I also got admitted into Cornell and UChicago aside from Columbia, but personally I don't consider those two to be on the same tier as Columbia (which I'd place alongside Princeton/Baruch/CMU/Berkeley as "tier 1" quant programs). I'm sure others will disagree with it, but that was (is) my stance.
Location-wise I don't think it's a super big deal, especially post-covid most, if not all of the big firms (banks/funds/prop) would have developed systems to interview/test applicants remotely, and by the time you recruit, it'd be their third time around (first was for Summer 20, then now Summer 21) so they should be more comfortable and prepared.
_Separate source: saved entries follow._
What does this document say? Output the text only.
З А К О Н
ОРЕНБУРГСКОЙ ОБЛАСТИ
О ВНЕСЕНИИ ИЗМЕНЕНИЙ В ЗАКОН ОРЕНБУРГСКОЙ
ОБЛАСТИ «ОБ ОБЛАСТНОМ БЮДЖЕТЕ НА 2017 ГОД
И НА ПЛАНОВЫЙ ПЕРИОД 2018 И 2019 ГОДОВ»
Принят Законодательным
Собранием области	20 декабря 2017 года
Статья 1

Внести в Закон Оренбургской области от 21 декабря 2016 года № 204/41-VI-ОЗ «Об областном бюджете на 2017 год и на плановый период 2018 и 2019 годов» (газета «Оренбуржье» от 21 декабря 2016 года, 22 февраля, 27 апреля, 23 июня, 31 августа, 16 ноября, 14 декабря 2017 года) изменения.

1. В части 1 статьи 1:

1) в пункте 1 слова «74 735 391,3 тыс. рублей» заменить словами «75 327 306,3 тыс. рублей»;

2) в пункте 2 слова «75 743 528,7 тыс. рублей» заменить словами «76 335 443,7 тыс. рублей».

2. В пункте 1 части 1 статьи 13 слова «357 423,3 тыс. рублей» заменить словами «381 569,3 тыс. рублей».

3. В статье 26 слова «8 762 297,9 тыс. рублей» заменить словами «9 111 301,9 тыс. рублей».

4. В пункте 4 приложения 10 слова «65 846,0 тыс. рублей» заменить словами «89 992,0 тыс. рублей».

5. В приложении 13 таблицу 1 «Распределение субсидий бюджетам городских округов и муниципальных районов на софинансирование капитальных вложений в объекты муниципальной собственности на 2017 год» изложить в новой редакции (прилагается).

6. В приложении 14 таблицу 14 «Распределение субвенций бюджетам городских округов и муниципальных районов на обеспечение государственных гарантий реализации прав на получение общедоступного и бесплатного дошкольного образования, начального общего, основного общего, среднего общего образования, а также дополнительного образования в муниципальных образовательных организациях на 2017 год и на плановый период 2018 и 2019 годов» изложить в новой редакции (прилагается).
I'm probably having a very skewed perception of the "NYC location" factor since I haven't really had many chances to go to campus or meet my classmates, let alone use the location advantage to network with people in the industry, maybe I'll have a different perspective after the vaccines are rolled out and we can go back to socializing, maybe not. Try to reach out to some Cornell MFE students or alumni, see whether they see the location as a disadvantage in their career development.
There are ML courses too (intro ML, deep learning, reinforcement learning, and possibly some others I haven't had the chance to look at), but the core courses are pretty vanilla (basic math finance intro, convex opt, stochastic, time series, continuous time models, monte carlo). Previously they were offered 3-3 in the first two semesters, so you take 3 cores + 1 elective in each semester, but this time around we had to do 4 of them in Fall and 2 in Spring possibly to accommodate those who joined in Fall B or Spring semesters (previously Columbia only admits people for Fall start).
Regarding my classmates' placement at banks, I think it's a pretty close breakdown between quant analytics and quant risk management roles, and a few of them got quant trading roles. Take this with a grain of salt, I didn't survey the entire class, these are only based on the few of them I'm close enough to discuss job offers with.